Hold on to your hoohahs, ladies. Yes, seriously.

Catrina C. Crisp, M.D., a surgeon at Cincinnati Urogynecology Associates, said a recent study on women’s pelvic health shows that 20 percent of women nationwide have a lifetime risk for stress urinary incontinence (SUI) or pelvic organ prolapse (POP) — conditions that require surgery. That’s double the 11 percent figure reported in two other assessments.

Crisp is urging women to learn more about their pelvic health and seek help for conditions that were not commonly treated in the past. (The same way you take preventative measures to care for your breasts!)

Stress urinary incontinence is urinary leakage that happens due to coughing, sneezing and physical activity (yes, even during sex). Pelvic organ prolapse is a loss of supportive structures leading to bulging or pressure.

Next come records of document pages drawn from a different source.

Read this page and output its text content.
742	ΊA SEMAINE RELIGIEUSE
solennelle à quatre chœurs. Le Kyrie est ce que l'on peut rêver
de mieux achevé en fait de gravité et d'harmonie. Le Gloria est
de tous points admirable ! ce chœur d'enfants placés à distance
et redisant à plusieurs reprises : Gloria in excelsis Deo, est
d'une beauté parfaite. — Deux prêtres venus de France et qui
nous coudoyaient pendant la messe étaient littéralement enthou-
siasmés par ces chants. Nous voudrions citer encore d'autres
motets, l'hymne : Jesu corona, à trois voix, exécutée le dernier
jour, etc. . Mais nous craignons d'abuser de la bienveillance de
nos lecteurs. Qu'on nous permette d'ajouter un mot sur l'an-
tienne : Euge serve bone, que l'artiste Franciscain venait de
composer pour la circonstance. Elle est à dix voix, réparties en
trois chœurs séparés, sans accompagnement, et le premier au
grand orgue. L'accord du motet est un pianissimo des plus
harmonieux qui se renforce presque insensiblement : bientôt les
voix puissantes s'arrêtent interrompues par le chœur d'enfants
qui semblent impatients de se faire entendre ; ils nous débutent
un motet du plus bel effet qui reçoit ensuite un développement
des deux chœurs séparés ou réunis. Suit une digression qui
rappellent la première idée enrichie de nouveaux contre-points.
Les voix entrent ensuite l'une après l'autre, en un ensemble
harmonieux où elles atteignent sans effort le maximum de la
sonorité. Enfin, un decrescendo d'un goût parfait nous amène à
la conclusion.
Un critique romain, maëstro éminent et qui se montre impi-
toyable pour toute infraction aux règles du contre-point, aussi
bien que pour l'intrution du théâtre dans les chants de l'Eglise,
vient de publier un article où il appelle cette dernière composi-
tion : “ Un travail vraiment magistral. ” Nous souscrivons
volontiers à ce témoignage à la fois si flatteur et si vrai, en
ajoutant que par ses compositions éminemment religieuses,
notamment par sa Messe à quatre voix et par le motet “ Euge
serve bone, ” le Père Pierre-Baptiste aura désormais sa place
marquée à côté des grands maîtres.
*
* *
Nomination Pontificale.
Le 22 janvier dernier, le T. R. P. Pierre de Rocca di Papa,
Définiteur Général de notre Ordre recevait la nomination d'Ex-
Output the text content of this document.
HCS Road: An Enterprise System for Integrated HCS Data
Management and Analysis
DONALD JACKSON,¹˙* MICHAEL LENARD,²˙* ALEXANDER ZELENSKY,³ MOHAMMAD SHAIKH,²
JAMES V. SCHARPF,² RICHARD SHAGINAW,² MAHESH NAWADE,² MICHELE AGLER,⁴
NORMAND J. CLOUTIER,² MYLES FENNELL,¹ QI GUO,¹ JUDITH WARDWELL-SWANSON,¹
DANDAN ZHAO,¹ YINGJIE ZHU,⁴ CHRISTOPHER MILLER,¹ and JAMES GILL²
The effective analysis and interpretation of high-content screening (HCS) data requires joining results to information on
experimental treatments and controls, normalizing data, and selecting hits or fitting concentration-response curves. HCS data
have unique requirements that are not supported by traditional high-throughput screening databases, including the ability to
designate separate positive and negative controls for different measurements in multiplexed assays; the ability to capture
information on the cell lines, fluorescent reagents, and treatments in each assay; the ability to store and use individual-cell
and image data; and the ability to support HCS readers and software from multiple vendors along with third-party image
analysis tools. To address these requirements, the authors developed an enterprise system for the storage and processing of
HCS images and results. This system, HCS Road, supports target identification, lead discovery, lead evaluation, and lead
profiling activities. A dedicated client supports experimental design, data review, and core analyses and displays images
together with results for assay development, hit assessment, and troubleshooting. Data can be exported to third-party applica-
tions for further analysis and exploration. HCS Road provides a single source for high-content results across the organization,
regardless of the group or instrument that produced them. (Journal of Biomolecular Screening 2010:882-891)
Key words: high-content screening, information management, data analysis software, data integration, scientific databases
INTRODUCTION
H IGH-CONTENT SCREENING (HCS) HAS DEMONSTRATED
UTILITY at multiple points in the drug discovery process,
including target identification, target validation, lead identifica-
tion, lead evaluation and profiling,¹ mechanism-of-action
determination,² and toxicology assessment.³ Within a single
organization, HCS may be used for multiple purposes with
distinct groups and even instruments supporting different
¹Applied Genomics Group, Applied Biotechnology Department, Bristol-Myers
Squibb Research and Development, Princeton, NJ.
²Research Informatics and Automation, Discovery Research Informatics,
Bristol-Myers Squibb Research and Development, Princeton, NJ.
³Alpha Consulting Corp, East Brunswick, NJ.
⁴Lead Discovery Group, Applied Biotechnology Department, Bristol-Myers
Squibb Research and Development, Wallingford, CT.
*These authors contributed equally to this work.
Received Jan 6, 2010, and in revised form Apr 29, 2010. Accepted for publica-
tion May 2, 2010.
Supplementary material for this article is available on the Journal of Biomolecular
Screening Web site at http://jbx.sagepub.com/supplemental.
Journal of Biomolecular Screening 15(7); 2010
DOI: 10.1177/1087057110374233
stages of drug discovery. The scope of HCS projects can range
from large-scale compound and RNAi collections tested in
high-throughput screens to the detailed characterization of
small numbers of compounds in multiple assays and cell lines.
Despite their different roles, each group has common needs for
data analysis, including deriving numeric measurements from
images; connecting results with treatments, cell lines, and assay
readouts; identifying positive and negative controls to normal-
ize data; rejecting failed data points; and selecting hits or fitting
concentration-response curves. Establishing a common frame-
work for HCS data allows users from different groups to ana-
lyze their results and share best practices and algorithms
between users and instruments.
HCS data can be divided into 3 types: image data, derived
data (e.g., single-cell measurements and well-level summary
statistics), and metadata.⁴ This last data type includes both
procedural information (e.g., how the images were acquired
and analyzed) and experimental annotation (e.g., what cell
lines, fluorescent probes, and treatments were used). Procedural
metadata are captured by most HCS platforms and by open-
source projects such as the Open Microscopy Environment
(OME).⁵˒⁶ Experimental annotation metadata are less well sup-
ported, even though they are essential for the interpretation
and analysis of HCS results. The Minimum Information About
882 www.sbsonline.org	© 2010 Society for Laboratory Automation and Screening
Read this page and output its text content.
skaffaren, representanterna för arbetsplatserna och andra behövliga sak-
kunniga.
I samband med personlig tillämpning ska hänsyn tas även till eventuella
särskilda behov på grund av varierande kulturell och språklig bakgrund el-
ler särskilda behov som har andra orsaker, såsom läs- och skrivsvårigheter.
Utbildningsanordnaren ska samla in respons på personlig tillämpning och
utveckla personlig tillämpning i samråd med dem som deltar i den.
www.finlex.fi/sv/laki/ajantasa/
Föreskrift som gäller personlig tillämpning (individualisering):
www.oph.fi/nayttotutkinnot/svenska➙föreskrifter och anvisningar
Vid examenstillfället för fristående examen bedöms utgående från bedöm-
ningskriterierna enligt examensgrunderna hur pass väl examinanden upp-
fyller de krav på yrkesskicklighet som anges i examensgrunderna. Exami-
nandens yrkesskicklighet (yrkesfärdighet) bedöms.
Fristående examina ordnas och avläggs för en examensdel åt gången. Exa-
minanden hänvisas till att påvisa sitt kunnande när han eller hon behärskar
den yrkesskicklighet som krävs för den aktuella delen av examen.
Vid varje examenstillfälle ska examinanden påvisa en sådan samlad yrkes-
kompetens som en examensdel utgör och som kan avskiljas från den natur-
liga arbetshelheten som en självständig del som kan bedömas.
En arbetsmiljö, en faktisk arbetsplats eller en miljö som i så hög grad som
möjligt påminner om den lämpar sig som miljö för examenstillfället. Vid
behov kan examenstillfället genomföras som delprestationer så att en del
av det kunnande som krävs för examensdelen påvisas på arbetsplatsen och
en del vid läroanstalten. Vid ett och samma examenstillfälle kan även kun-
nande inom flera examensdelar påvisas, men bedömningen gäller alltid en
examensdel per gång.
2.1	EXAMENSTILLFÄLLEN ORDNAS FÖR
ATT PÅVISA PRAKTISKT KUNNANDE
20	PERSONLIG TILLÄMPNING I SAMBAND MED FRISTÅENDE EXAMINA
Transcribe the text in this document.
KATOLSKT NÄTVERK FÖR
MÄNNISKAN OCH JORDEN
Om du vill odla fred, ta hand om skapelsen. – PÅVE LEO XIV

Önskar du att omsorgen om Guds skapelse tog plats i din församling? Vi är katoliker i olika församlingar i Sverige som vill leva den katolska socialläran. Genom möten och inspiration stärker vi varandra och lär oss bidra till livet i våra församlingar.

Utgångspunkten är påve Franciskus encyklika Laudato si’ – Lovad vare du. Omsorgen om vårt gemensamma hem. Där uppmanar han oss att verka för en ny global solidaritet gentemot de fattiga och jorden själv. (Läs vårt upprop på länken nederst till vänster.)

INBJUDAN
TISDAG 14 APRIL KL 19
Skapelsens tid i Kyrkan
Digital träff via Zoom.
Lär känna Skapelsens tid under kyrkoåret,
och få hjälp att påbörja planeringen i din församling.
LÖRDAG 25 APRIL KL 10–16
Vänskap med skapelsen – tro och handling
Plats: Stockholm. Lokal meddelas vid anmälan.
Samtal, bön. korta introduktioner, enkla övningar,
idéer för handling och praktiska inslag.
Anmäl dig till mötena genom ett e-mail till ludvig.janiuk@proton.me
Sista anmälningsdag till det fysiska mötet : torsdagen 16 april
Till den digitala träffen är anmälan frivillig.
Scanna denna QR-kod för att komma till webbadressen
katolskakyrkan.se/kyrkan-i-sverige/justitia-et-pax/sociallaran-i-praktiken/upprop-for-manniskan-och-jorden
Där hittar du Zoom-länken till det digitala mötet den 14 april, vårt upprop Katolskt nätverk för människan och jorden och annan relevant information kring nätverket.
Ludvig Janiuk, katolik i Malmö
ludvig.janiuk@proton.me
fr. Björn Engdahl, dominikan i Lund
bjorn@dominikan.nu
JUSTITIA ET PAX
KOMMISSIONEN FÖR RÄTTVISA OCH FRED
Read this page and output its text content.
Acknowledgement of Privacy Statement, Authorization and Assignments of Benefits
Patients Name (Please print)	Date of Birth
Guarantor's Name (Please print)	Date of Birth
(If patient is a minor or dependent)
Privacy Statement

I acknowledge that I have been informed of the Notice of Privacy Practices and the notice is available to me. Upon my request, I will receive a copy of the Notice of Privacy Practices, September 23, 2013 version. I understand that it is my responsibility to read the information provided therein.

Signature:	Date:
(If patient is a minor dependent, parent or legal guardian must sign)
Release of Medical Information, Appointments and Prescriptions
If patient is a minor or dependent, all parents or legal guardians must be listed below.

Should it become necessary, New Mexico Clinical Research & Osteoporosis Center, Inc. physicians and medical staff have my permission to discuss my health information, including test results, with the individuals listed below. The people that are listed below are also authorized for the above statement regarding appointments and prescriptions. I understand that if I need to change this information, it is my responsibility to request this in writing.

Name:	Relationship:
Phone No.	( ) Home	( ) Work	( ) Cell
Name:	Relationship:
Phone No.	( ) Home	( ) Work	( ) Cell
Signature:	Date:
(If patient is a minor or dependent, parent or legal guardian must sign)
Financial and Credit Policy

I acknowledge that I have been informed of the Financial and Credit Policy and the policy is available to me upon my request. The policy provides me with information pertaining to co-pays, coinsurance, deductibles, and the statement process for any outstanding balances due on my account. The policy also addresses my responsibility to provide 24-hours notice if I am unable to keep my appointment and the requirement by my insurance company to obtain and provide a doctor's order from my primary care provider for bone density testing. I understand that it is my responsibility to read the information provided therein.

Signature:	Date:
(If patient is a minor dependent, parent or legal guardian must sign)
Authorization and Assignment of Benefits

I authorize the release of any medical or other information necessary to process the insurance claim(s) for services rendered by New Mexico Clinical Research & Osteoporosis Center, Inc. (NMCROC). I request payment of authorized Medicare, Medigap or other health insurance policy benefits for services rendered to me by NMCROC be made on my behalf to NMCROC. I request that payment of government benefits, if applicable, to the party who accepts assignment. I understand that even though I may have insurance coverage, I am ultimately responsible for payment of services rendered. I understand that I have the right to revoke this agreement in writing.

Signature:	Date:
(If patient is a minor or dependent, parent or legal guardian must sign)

Here’s how much you should be concerned about these conditions: SUI and POP are higher than a woman’s risk for breast cancer (she says that’s 14.8 percent) and lung cancer (6.3 percent).

“Previous studies were smaller in size and limited geographically to women living in the Northwest area of the United States,” Crisp said. She said the new study covered a larger population of women across the country — about 10,000,000 in a database over a 25-year span.

“Women are beginning to become more aware of their body systems and understand that they don’t have to endure conditions their mothers and grandmothers lived with,” she said. “Women should now be empowered to stand up and say, ‘Yes, I have this problem,’ and get treatment.”

When should you worry?

Women suffer from a peak of pelvic floor symptoms at the age of 46, then again at age 70, the study reported. At age 46, most women are transitioning between childbearing and menopause — at 70, they are post-menopausal.

“We know that certain women are not overly symptomatic,” Crisp said. “But once they go through menopause, they start to develop more symptoms. Estrogen affects collagen, which affects muscle strength and overall support, and the amount of muscle you have atrophies with age. Because of all these things, women develop a weaker pelvic floor.”

Women delaying treatment… why?

Despite how common pelvic floor disorders are, the average American woman waits seven years before she seeks medical treatment for a pelvic health problem. Also, SUI and POP aren’t thought of as life-threatening — another reason why some women delay treatment.

“Women are very strong and tend to take care of everyone else in their families first,” said Crisp. “They keep on going until they are fed up with their symptoms — then seek care. Then they realize what a huge difference proper treatment makes for them.”

“These are not normally issues that may end your life prematurely,” she said. “But, they are health issues that can lead to larger issues. And usually insurance covers the majority of costs associated with medical evaluation and office procedures,” she said.

Up to 65 percent of women nationally suffer from some form of incontinence, overactive bladder or pelvic organ prolapse, with problems increasing after giving birth multiple times or because of the aging process.